I am solving old exams, and I don't have the answer to the following question:
For every $\alpha \lt \kappa$ let $A_\alpha \subset \kappa$ with $|A_\alpha| = \kappa$. Prove that there exists a set $X \subset \kappa$ such that for every $\alpha \lt \kappa$, $|A_\alpha \cap X| = |A_\alpha \setminus X| = \kappa$.
What I tried:
- I've tried to build $X$ using transfinite induction but got stuck in stages where I had to expand $X$ (and no one guarantees that $\cap X_\alpha$ will have the properties I need on limit ordinals).
- I thought about club sets, but didn't find a useful way to use them.
- I am now looking into the idea that if this statement is incorrect, you must have $2^\kappa$ subsets of $\kappa$ that "agree" on $A_\alpha$ such that $|A_\alpha \cap X|$ or $|A_\alpha \setminus X|$ is smaller than $\kappa$. Not sure what to do with that...
Thanks!
Just build $X$ and its complement by transfinite recursion: At stage $\alpha$, we define approximations $X_\alpha$ and $Y_\alpha$ to $X$ and its complement, so that $X_0\subseteq X_1\subseteq\dots$ and $Y_0\subseteq Y_1\subseteq\dots$
At the end (after $\kappa$ stages) $X$ is just the union of the $X_\alpha$, and the union of the $Y_\alpha$ is contained in the complement of $X$.

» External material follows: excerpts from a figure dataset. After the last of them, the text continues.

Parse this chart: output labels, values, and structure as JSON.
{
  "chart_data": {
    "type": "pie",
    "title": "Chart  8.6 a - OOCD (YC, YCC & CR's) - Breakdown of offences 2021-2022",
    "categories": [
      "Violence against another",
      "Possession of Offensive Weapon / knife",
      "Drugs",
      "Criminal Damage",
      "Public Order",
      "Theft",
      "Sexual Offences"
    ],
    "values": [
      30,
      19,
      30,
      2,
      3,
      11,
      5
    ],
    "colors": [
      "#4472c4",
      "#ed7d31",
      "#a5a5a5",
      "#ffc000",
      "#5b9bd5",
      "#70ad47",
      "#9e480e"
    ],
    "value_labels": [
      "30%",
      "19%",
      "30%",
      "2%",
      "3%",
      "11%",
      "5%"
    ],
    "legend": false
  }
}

To do this, first reorder the sets (using that $\kappa\times\kappa\sim\kappa$) as $B_\alpha$, $\alpha<\kappa$, so that each $A_\alpha$ is $B_\gamma$ for $\kappa$ many values of $\gamma$. Consider a typical stage $\alpha$. Recursively, both $\bigcup_{\beta<\alpha}X_\beta$ and $\bigcup_{\beta<\alpha}Y_\beta$ contain precisely $|\alpha|$ many elements. The set $B_\alpha$ is of size $\kappa>|\alpha|$, so there are at least two points $x\ne y$ in $B_\alpha$ that do not appear in $\bigcup_{\beta<\alpha} X_\beta\cup Y_\beta$. Let $X_\alpha=\{x\}\cup\bigcup_{\beta<\alpha}X_\beta$ and $Y_\alpha=\{y\}\cup\bigcup_{\beta<\alpha}Y_\beta$.